Breastfed Babies Become More Intelligent Adults

Adults who were breastfed as babies tend to have higher intelligence, spend longer at school, and earn more income, regardless of their family's social class. 

Adults who were breastfed as babies tend to have higher intelligence, spend longer at school, and earn more income, regardless of their family’s social class. These results come from a new study out of Brazil that followed 6,000 individuals, beginning in their infancy, over the course of three decades. 


About 3,500 of the study’s participants, who are now 30-year-old adults, recently sat down to take a standard intelligence test. When researchers compared their scores with other data collected during the last 30 years, they found a positive correlation between having been breastfed and succeeding in life. 

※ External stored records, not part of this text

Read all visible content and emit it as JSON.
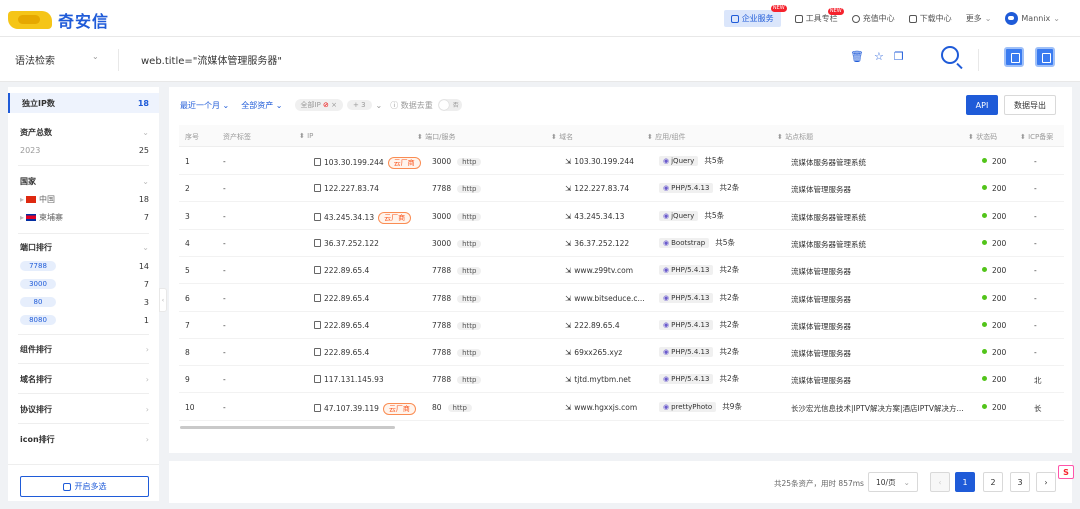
{
  "brand": {
    "logo_text": "奇安信"
  },
  "topnav": {
    "enterprise": "企业服务",
    "tools": "工具专栏",
    "recharge": "充值中心",
    "download": "下载中心",
    "more": "更多",
    "user": "Mannix",
    "new_badge": "NEW"
  },
  "search": {
    "syntax_label": "语法检索",
    "query": "web.title=\"流媒体管理服务器\""
  },
  "sidebar": {
    "unique_ip_label": "独立IP数",
    "unique_ip_value": "18",
    "assets_label": "资产总数",
    "assets_year": "2023",
    "assets_value": "25",
    "country_label": "国家",
    "countries": [
      {
        "name": "中国",
        "count": "18"
      },
      {
        "name": "柬埔寨",
        "count": "7"
      }
    ],
    "port_label": "端口排行",
    "ports": [
      {
        "port": "7788",
        "count": "14"
      },
      {
        "port": "3000",
        "count": "7"
      },
      {
        "port": "80",
        "count": "3"
      },
      {
        "port": "8080",
        "count": "1"
      }
    ],
    "component_rank": "组件排行",
    "domain_rank": "域名排行",
    "protocol_rank": "协议排行",
    "icon_rank": "icon排行",
    "multi_select": "开启多选"
  },
  "filters": {
    "time": "最近一个月",
    "scope": "全部资产",
    "tag_text": "全部IP",
    "tag_extra": "+ 3",
    "dedup_label": "数据去重",
    "toggle": "否",
    "api": "API",
    "export": "数据导出"
  },
  "table": {
    "headers": [
      "序号",
      "资产标签",
      "IP",
      "端口/服务",
      "域名",
      "应用/组件",
      "站点标题",
      "状态码",
      "ICP备案"
    ],
    "cloud_label": "云厂商",
    "rows": [
      {
        "no": "1",
        "tag": "-",
        "ip": "103.30.199.244",
        "cloud": true,
        "port": "3000",
        "proto": "http",
        "domain": "103.30.199.244",
        "comp": "jQuery",
        "comp_count": "共5条",
        "title": "流媒体服务器管理系统",
        "status": "200",
        "icp": "-"
      },
      {
        "no": "2",
        "tag": "-",
        "ip": "122.227.83.74",
        "cloud": false,
        "port": "7788",
        "proto": "http",
        "domain": "122.227.83.74",
        "comp": "PHP/5.4.13",
        "comp_count": "共2条",
        "title": "流媒体管理服务器",
        "status": "200",
        "icp": "-"
      },
      {
        "no": "3",
        "tag": "-",
        "ip": "43.245.34.13",
        "cloud": true,
        "port": "3000",
        "proto": "http",
        "domain": "43.245.34.13",
        "comp": "jQuery",
        "comp_count": "共5条",
        "title": "流媒体服务器管理系统",
        "status": "200",
        "icp": "-"
      },
      {
        "no": "4",
        "tag": "-",
        "ip": "36.37.252.122",
        "cloud": false,
        "port": "3000",
        "proto": "http",
        "domain": "36.37.252.122",
        "comp": "Bootstrap",
        "comp_count": "共5条",
        "title": "流媒体服务器管理系统",
        "status": "200",
        "icp": "-"
      },
      {
        "no": "5",
        "tag": "-",
        "ip": "222.89.65.4",
        "cloud": false,
        "port": "7788",
        "proto": "http",
        "domain": "www.z99tv.com",
        "comp": "PHP/5.4.13",
        "comp_count": "共2条",
        "title": "流媒体管理服务器",
        "status": "200",
        "icp": "-"
      },
      {
        "no": "6",
        "tag": "-",
        "ip": "222.89.65.4",
        "cloud": false,
        "port": "7788",
        "proto": "http",
        "domain": "www.bitseduce.c...",
        "comp": "PHP/5.4.13",
        "comp_count": "共2条",
        "title": "流媒体管理服务器",
        "status": "200",
        "icp": "-"
      },
      {
        "no": "7",
        "tag": "-",
        "ip": "222.89.65.4",
        "cloud": false,
        "port": "7788",
        "proto": "http",
        "domain": "222.89.65.4",
        "comp": "PHP/5.4.13",
        "comp_count": "共2条",
        "title": "流媒体管理服务器",
        "status": "200",
        "icp": "-"
      },
      {
        "no": "8",
        "tag": "-",
        "ip": "222.89.65.4",
        "cloud": false,
        "port": "7788",
        "proto": "http",
        "domain": "69xx265.xyz",
        "comp": "PHP/5.4.13",
        "comp_count": "共2条",
        "title": "流媒体管理服务器",
        "status": "200",
        "icp": "-"
      },
      {
        "no": "9",
        "tag": "-",
        "ip": "117.131.145.93",
        "cloud": false,
        "port": "7788",
        "proto": "http",
        "domain": "tjtd.mytbm.net",
        "comp": "PHP/5.4.13",
        "comp_count": "共2条",
        "title": "流媒体管理服务器",
        "status": "200",
        "icp": "北"
      },
      {
        "no": "10",
        "tag": "-",
        "ip": "47.107.39.119",
        "cloud": true,
        "port": "80",
        "proto": "http",
        "domain": "www.hgxxjs.com",
        "comp": "prettyPhoto",
        "comp_count": "共9条",
        "title": "长沙宏光信息技术|IPTV解决方案|酒店IPTV解决方...",
        "status": "200",
        "icp": "长"
      }
    ]
  },
  "pagination": {
    "summary": "共25条资产，用时 857ms",
    "page_size": "10/页",
    "pages": [
      "1",
      "2",
      "3"
    ]
  },
  "colors": {
    "accent": "#1f5bd8",
    "cloud": "#fa541c",
    "status_ok": "#52c41a"
  }
}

Leader of the study, Dr. Bernardo Lessa Horta, said from the Federal University of Pelotas, Brazil:

“Our study provides the first evidence that prolonged breastfeeding not only increases intelligence until at least the age of 30 years, but also has an impact both at an individual and societal level by improving educational attainment and earning ability.”

While the study cannot account for all possible causes of school success — perhaps mothers who breastfed were also better tutors to their children — it does rule out family income as an explanation for success or failure. The reason, say researchers, is that at the time of the study, all Brazilian families breastfed their children, unlike in countries like Britain and the US where formula was thought healthier than mother’s milk.

It’s likely that breast milk helps the brain develop during the formative months of infancy, when the child begins taking in the world for the first time. In her Big Think interview, nutritionist and real foods advocate Nina Planck discusses the scientific turnaround concerning breast milk and how society has benefited form it:

“Breast milk is also very important to the growing child because it not only provides complete nutrition and provides a number of antibodies and really enhances immunity in multiple ways, but it develops and matures the digestive tract and the immune system. So it has effects … it affects the whole developing child. Two of the three systems, which are immature at birth, immunity and digestion, are greatly enhanced by breast milk.”